Police have since then said that at the time of the incident, firebombs and rocks were hurled at the officers in Isawiyah, and claimed Darbas fell victim to one of the stray stones.
Darbas’ son, suspected of throwing rocks, was released after four days in detention. No formal charges have been submitted against him.
A day after the incident, her husband contacted the Justice Ministry's police investigations department to file a formal complaint. He said they rejected his complaint and said only his wife could open a file. After having been released from the hospital, Darbas went to the department herself, but said she was treated dismissively by personnel there.

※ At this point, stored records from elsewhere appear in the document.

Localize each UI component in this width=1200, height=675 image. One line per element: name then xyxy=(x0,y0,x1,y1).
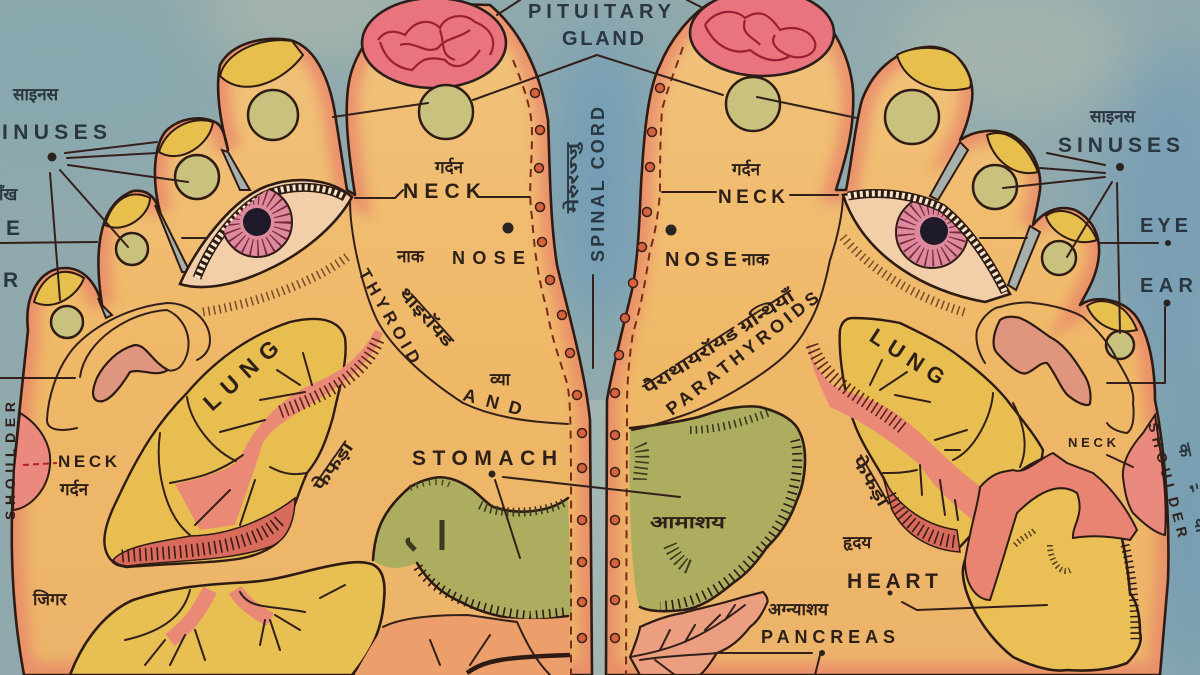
left pancreas xyxy=(355,615,572,675)
labels: PARATHYROIDS xyxy=(662,288,823,419)
left shoulder xyxy=(13,413,50,510)
heart xyxy=(963,453,1141,671)
labels: फेफड़ा xyxy=(847,449,897,511)
labels: SHOULDER xyxy=(2,402,18,520)
right stomach xyxy=(629,406,805,611)
labels: E xyxy=(6,217,20,240)
right eye xyxy=(843,192,1010,302)
labels: EAR xyxy=(1140,275,1194,297)
neck and thyroid lines xyxy=(350,190,568,424)
spine dots xyxy=(530,84,664,642)
toe nails xyxy=(34,40,303,305)
right big toe brain xyxy=(690,0,834,76)
labels: SINUSES xyxy=(1058,134,1180,157)
labels: SPINAL CORD xyxy=(588,107,608,262)
toe gaps xyxy=(98,150,250,318)
left foot xyxy=(12,0,592,675)
lobes xyxy=(883,393,1025,473)
labels: व्या xyxy=(489,365,511,390)
labels: THYROID xyxy=(355,266,424,367)
right shoulder xyxy=(1123,415,1166,535)
labels: थाइरॉयड xyxy=(394,281,462,352)
left ear xyxy=(47,303,210,430)
toe circles xyxy=(726,77,1134,359)
left big toe brain xyxy=(362,0,506,88)
labels: नाक xyxy=(741,245,770,270)
labels: NECK xyxy=(718,187,785,208)
right spine dashed line xyxy=(626,47,683,675)
labels: गर्दन xyxy=(59,475,89,500)
pink edge shading xyxy=(606,0,1168,675)
labels: NOSE xyxy=(665,249,737,271)
right ear xyxy=(976,302,1134,433)
toe gaps xyxy=(930,142,1040,290)
label dots xyxy=(48,152,1171,656)
bronchus xyxy=(175,330,383,530)
lobes xyxy=(159,397,307,535)
labels: PITUITARY xyxy=(528,1,672,23)
labels: हृदय xyxy=(842,528,872,553)
neck and parathyroid lines xyxy=(632,192,843,430)
right lung xyxy=(807,318,1043,552)
labels: NECK xyxy=(1068,435,1117,450)
toe nails xyxy=(897,48,1137,331)
bronchus xyxy=(807,337,985,530)
labels: मेरुरज्जु xyxy=(558,141,583,214)
labels: NOSE xyxy=(452,248,525,268)
labels: साइनस xyxy=(1089,102,1137,127)
left liver xyxy=(70,562,384,675)
labels: SHOULDER xyxy=(1145,421,1191,539)
labels: फेफड़ा xyxy=(305,435,358,496)
pink edge shading xyxy=(12,3,592,675)
lung label: LUNG xyxy=(865,323,949,390)
labels: NECK xyxy=(58,452,118,471)
labels: NECK xyxy=(403,180,481,203)
lung hatch band xyxy=(883,477,960,552)
labels: PANCREAS xyxy=(761,627,895,647)
labels: अग्न्याशय xyxy=(768,595,829,620)
labels: STOMACH xyxy=(412,447,557,470)
labels: R xyxy=(3,269,18,292)
heart muscle marks xyxy=(1125,545,1135,640)
labels: साइनस xyxy=(12,80,60,105)
labels: गर्दन xyxy=(731,155,761,180)
right foot xyxy=(606,0,1168,675)
labels: जिगर xyxy=(32,585,68,610)
labels: EYE xyxy=(1140,215,1188,237)
labels: गर्दन xyxy=(434,153,464,178)
shoulder neck dashed xyxy=(23,463,57,465)
labels: नाक xyxy=(396,242,425,267)
left stomach xyxy=(373,477,572,621)
labels: INUSES xyxy=(2,121,107,144)
labels: आमाशय xyxy=(650,508,727,533)
right pancreas xyxy=(630,592,768,675)
lung label: LUNG xyxy=(198,335,284,416)
left spine dashed line xyxy=(513,60,571,675)
liver vessels xyxy=(170,590,270,640)
left lung xyxy=(104,319,383,567)
lung hatch band xyxy=(113,498,295,566)
labels: HEART xyxy=(847,570,938,593)
labels: पैराथायरॉयड ग्रन्थियाँ xyxy=(636,281,801,400)
aorta xyxy=(965,453,1137,600)
left eye xyxy=(180,180,352,287)
labels: GLAND xyxy=(562,28,644,50)
toe circles xyxy=(51,85,473,338)
left eyelash row xyxy=(203,257,347,312)
labels: AND xyxy=(461,385,524,419)
right eyelash row xyxy=(843,237,967,313)
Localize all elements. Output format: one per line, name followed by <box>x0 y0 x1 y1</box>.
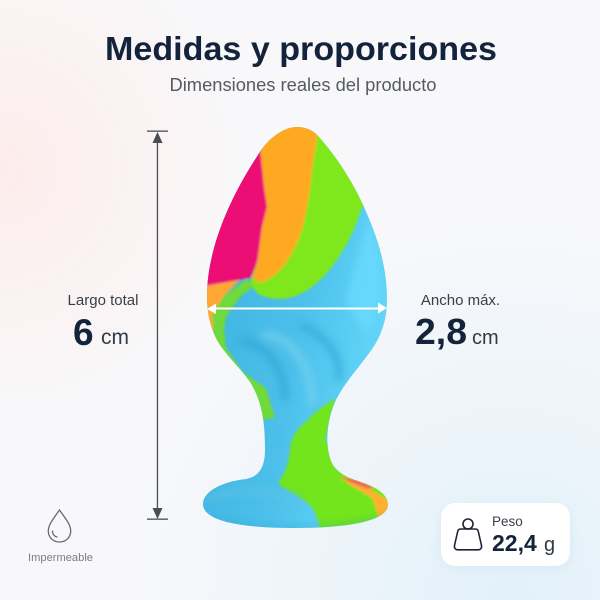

“The interrogator made it hard for me to explain what happened,” according to her deposition. “He asked for details about the soldier and asked me to draw a picture of the weapon. How would I know to do such a thing? He tried to put words in my mouth, to get me to say that I was hit by a rock, and he even tried to convince me that the soldier had hit me by accident when he raised his arm with the rifle to protect me from a rock that was thrown at me. I told him there was no rock-throwing going on there.”
Shortly after Haaretz inquired about the status of the case, Darbas' attorney received an answer from the department to the effect that the case is still under investigation. However, some hours later, another source informed the attorney that a case had not yet been opened.
The Justice Ministry’s department denied Darbas’ claims and said it opened the case file immediately after her husband came in to file a complaint. Its interrogation was meant to clarify events – not to hurt the complainant, it said.
The Border Police commented that “It emerges that during the weekend in question, 24 firebombs as well as fireworks and rocks were thrown at police forces at the scene in question, which is apparently how the local resident was hurt.”